Perilaku pada bibit DOC haruslah lincah, aktif, serta responsif lantas kemudian bola mata harus cerah, bulat, serta bersih. Biasanya, bulu DOC yang sehat memiliki tekstur halus, tidak berkerut, berwarna kuning segar, bebas dari kontaminasi kerabang telur, dan panjangnya merata.

Kondisi pusar pada ayam harus bersih, menutup secara sempurna, tidak terdapat sisa tali pusar, serta kering tanpa adanya noda. Pada fase starter DOC ini biasanya harus lebih diperhatikan pada minggu pertama fase pemeliharaan karena seringkali kegagalan dalam masa brooding ataupun minggu pertama bobot badan ayam akan jauh dibawah standar jatuhnya.

 

2. Manajemen Pemeliharaan yang dibutuhkan Ayam

Seperti halnya kenyamanan si ayam, apabila diibaratkan kepada diri kita sebagai peternak, kita pasti akan bertumbuh dan berkembang secara maksimal di dalam rumah yang nyaman tentram.

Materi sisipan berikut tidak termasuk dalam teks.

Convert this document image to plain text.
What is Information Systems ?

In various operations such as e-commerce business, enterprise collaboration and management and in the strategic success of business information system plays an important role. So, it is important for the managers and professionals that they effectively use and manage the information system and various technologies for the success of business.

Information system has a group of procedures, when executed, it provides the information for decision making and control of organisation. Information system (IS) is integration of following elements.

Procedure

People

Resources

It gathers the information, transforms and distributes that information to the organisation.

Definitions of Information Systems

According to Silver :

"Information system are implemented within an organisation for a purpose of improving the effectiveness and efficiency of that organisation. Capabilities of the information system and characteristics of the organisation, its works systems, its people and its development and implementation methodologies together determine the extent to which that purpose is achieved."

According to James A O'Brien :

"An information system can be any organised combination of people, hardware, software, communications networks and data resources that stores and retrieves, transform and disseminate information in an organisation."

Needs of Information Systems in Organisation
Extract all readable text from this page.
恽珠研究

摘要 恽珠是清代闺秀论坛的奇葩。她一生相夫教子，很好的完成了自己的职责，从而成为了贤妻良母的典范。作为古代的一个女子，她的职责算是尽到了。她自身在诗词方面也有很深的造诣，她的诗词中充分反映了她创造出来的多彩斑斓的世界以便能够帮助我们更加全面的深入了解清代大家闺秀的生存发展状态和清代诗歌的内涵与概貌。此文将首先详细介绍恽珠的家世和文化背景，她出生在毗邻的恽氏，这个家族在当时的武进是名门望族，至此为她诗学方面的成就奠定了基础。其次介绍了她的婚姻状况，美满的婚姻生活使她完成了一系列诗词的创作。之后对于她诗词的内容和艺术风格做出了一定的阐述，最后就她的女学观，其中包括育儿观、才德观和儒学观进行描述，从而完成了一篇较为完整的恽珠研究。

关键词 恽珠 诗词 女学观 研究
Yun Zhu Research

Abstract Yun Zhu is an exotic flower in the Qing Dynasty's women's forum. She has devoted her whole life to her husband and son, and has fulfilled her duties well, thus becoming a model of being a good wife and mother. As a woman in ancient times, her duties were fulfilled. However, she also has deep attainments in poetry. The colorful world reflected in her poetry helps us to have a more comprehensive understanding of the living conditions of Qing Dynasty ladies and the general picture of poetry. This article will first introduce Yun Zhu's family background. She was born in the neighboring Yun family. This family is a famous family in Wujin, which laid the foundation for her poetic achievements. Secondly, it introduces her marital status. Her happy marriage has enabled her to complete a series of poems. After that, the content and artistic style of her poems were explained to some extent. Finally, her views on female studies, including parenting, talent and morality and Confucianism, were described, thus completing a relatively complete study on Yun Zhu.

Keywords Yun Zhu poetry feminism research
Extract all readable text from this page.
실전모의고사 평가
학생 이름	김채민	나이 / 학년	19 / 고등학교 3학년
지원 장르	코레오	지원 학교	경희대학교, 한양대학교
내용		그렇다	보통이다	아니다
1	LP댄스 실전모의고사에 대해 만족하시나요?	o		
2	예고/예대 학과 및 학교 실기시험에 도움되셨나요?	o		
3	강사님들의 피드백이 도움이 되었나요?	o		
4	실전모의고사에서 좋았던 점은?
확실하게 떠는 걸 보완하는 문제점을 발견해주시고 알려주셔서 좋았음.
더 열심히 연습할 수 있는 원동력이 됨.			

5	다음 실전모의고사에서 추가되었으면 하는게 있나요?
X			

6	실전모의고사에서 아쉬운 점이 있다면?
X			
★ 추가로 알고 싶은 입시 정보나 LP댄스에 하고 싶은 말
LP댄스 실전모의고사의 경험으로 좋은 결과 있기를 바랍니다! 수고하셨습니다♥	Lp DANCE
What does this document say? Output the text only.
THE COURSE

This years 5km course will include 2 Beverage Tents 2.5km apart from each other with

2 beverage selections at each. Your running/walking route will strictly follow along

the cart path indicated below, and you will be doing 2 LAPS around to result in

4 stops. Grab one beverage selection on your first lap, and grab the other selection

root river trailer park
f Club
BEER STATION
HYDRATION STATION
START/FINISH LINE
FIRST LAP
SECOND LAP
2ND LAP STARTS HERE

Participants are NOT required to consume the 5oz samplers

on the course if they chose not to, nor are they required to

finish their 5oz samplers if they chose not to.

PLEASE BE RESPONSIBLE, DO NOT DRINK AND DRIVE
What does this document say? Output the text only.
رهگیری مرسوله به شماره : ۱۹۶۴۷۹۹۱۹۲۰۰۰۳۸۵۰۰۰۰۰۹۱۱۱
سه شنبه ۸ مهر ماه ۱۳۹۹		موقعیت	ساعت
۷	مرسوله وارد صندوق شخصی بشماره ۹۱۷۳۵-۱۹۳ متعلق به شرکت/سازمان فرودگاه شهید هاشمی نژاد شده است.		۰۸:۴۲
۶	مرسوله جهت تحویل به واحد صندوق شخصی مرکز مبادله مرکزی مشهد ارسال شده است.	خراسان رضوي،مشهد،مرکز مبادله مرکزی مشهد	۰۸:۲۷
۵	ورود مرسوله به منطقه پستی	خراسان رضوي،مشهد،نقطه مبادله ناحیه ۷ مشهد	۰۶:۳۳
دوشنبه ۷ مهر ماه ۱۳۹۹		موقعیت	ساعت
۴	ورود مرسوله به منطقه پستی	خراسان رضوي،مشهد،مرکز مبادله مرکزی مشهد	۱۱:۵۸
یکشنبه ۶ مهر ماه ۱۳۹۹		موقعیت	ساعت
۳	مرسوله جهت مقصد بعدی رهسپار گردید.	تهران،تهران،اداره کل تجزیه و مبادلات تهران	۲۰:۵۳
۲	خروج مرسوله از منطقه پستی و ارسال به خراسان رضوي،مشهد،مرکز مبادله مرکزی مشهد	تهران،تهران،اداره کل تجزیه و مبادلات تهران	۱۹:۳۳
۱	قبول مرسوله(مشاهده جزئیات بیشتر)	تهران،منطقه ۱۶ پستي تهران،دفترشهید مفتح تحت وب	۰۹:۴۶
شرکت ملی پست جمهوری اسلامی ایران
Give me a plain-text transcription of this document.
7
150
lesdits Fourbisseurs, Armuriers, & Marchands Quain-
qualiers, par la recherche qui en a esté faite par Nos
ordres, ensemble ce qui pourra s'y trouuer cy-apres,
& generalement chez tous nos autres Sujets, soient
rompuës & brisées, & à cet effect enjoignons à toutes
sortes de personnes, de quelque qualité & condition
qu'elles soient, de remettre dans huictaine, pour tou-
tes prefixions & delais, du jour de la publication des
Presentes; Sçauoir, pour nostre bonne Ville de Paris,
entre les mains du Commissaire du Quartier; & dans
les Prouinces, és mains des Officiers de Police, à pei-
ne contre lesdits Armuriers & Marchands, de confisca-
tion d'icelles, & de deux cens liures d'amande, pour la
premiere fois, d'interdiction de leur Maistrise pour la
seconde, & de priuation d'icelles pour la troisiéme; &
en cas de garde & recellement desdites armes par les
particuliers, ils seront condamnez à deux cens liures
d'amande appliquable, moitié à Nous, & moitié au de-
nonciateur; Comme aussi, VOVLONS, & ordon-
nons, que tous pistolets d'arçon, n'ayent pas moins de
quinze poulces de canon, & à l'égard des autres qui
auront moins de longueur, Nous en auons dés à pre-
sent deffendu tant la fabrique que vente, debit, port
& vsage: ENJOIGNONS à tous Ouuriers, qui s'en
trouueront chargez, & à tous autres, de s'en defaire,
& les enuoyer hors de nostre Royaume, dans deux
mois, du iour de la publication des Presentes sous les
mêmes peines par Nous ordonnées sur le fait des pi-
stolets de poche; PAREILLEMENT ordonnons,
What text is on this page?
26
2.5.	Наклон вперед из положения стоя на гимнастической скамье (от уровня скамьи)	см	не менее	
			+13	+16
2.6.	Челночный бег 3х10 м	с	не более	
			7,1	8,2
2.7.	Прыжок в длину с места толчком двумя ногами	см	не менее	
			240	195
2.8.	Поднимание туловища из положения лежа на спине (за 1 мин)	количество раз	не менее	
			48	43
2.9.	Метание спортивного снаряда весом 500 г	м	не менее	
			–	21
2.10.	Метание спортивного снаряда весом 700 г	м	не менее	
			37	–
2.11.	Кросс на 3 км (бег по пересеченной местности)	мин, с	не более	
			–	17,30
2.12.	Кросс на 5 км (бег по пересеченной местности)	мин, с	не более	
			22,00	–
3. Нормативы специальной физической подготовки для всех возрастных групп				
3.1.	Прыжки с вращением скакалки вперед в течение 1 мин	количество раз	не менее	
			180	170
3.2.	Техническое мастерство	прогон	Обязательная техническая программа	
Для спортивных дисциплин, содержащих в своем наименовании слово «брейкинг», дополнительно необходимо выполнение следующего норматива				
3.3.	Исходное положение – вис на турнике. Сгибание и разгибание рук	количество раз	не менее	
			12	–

Selain itu manajemen pemeliharaan yang baik meliputi kadar oksigen, cahaya, suhu, air, serta pakan yang bisa menentukan pertumbuhan genetik serta bobot dengan standar serta performa tubuh pada ayam yang kedepannya akan menjadi lebih kuat.

Manajemen pemeliharaan ayam ini juga harus diperkuat dengan menerapkan biosecurity pada area peternakan secara menyeluruh. Berikut dibawah ini merupakan cara yang paling utama pada manajemen dalam kandang ayam:

– Pemilihan bentuk brooding disesuaikan dengan kondisi bentuk kandang ayam.

– Penggunaan model tirai brooding yang sesuai dengan kondisi iklim serta lokasi supaya mendapat kebutuhan asupan oksigen secara optimal.

– Pastikan kebutuhan pakan ataupun feed intake standar per harinya layak terpenuhi dan selalu melakukan perekaman berat badan ayam setiap harinya supaya bisa mengetahui perkembangan  performa secara keseluruhan pada ayam. Apabila mengalami penurunan feed intake maka kita harus segera mencari tahu sumber masalah serta bagaimana cara untuk memperbaiki permasalahan tersebut.

– Pengaturan dan pengontrolan temperatur dalam broodingan harus sesuai dengan kebutuhan menyesuaikan umur ayam.

– Pengontrolan litter untuk meminimalisir kelembaban serta amonia berlebih.

– Penjagaan kepadatan populasi ayam pada brooding dengan pelebaran sekat.

 

3. Kualitas Pakan Ayam

Pakan merupakan sumber nutrisi yang sebanyak 70% akan membantu perkembangan tubuh optimal pada ayam. Pembelahan sel, serta pembesaran sel juga akan berlangsung optimal yang sejalan dengan teknik lainnya. Kualitas pakan dapat dilihat dari beberapa kandungan seperti misalnya kadar protein, kalsium, air, serta kandungan lainnya yang terdapat pada pakan.

 

4. Penyimpanan Pakan Ayam

Dengan memberikan pakan ayam yang berkualitas adalah salah satu cara yang bisa dilakukan untuk meningkatkan kualitas daging pada peternakan ayam broiler. Akan tetapi, pemilihan pakan saja ternyata kurang menjamin, untuk itu kita juga harus memperhatikan secara detail tempat penyimpanan pakan ayam ternak yang baik. Menghindari penyimpanan pakan pada tempat yang keadaanya panas, sebab cuaca yang panas bisa mengakibatkan kelembaban pada tempat penyimpanan pakan ayam kita.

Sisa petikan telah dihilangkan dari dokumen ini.